Houve algum avanço nas últimas semanas, ainda que longe do necessário, na regulação das despesas incluídas pelo Congresso no Orçamento federal —as famigeradas emendas parlamentares, utilizadas como moeda nas negociações entre o Palácio do Planalto e sua base de sustentação partidária.

Abusos escandalosos despertaram a atenção da opinião pública e levaram a ministra Rosa Weber, do Supremo Tribunal Federal, a suspender no início de novembro a liberação de dinheiro para as chamadas emendas de relator.

Trata-se de mecanismo introduzido em 2020 para permitir ao Legislativo direcionar somas elevadas (são R$ 16,9 bilhões neste ano) a projetos de interesse de deputados e senadores, sem que sejam identificados os beneficiários.

A medida de Weber, referendada pelo plenário do STF, forçou o Congresso a se mexer. Prometeu-se a revelação de entidades e municípios destinatários das verbas e, doravante, também dos parlamentares que as solicitarem —com desculpas esfarrapadas, porém, alegou-se ser difícil apontar os que já o fizeram nos últimos dois anos.

Foi o bastante, de todo modo, para que a magistrada permitisse a volta da execução das emendas, possivelmente para não prolongar uma crise entre Poderes.

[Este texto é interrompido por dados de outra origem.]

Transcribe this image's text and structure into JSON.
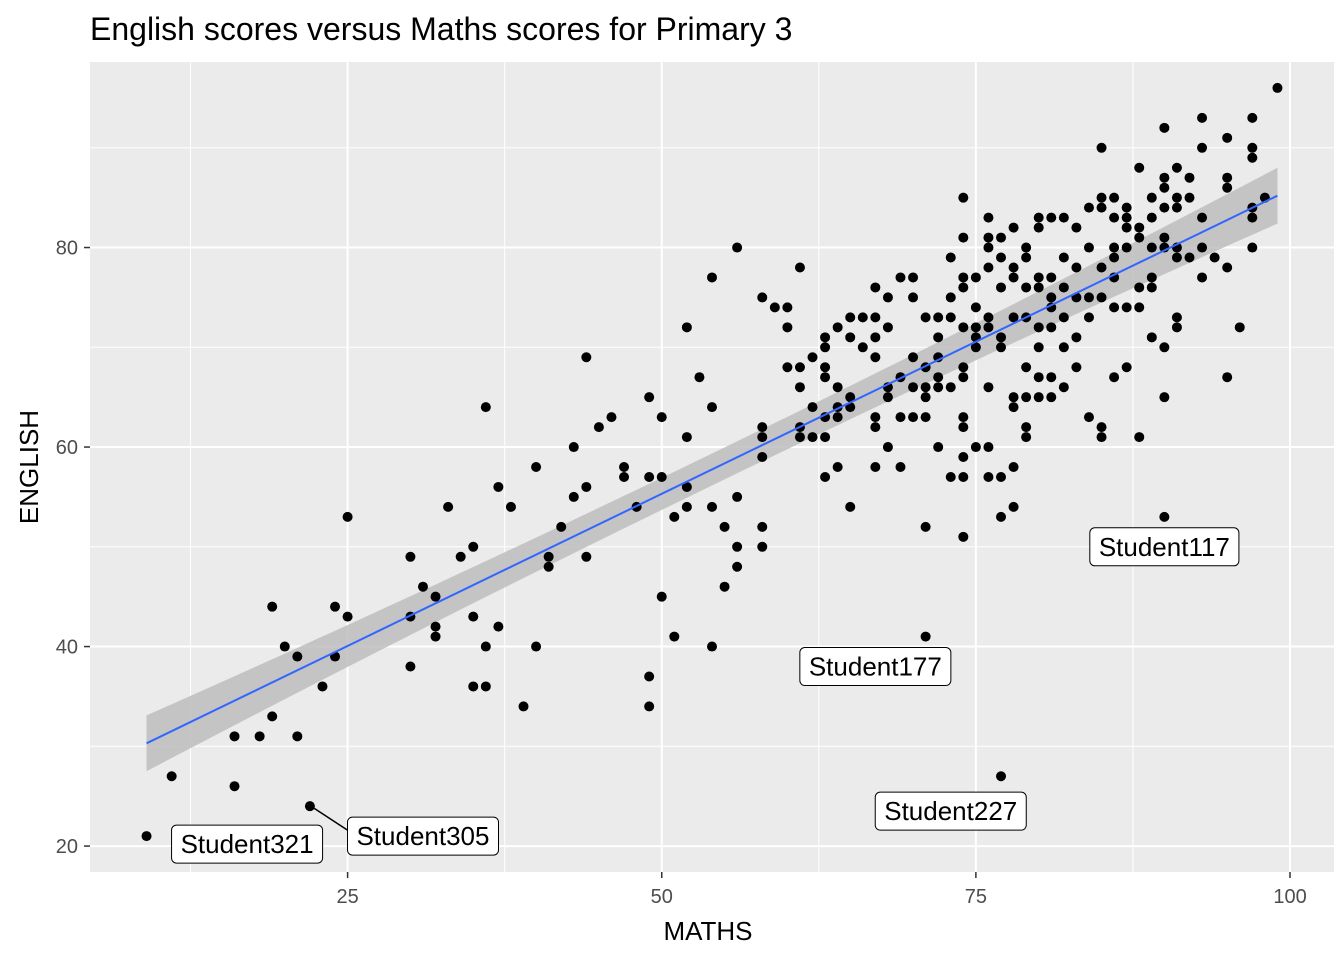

Na semana que passou, também o Executivo viu-se compelido a tratar do tema. Jair Bolsonaro editou na quinta-feira (9) um decreto fixando normas para a divulgação de dados referentes a solicitação e a liberação dos recursos.

Permanecem as dúvidas, entretanto, quanto à real disposição de governo e Congresso de dar publicidade aos nomes envolvidos —e é difícil imaginar motivações virtuosas para tamanha resistência.

Pior, constata-se uma perda de qualidade na elaboração do Orçamento de difícil reversão. Se numa democracia é fundamental que os representantes da sociedade no Legislativo tenham a palavra final sobre a alocação dos recursos públicos, a prevalência de interesses paroquiais e clientelistas no modelo brasileiro apequena essa missão.

O preço do apoio do centrão a Bolsonaro foi a ampliação da fatia orçamentária reservada a demandas individuais de deputados e senadores, que procuram favorecer aliados e redutos eleitorais sem maior preocupação com prioridades e critérios de eficiência.

O asfalto que se esfarela em Petrolina (PE), descrito em reportagem da Folha, dá ideia de como dinheiro público escasso pode ser desperdiçado em projetos aprovados sem escrutínio que não seja a adesão do autor ao governo.

Enquanto isso, o montante que se pretende reservar para emendas de relator no ano eleitoral de 2022 poderia atender a 3,7 milhões de famílias muito pobres na fila do recém-criado Auxílio Brasil.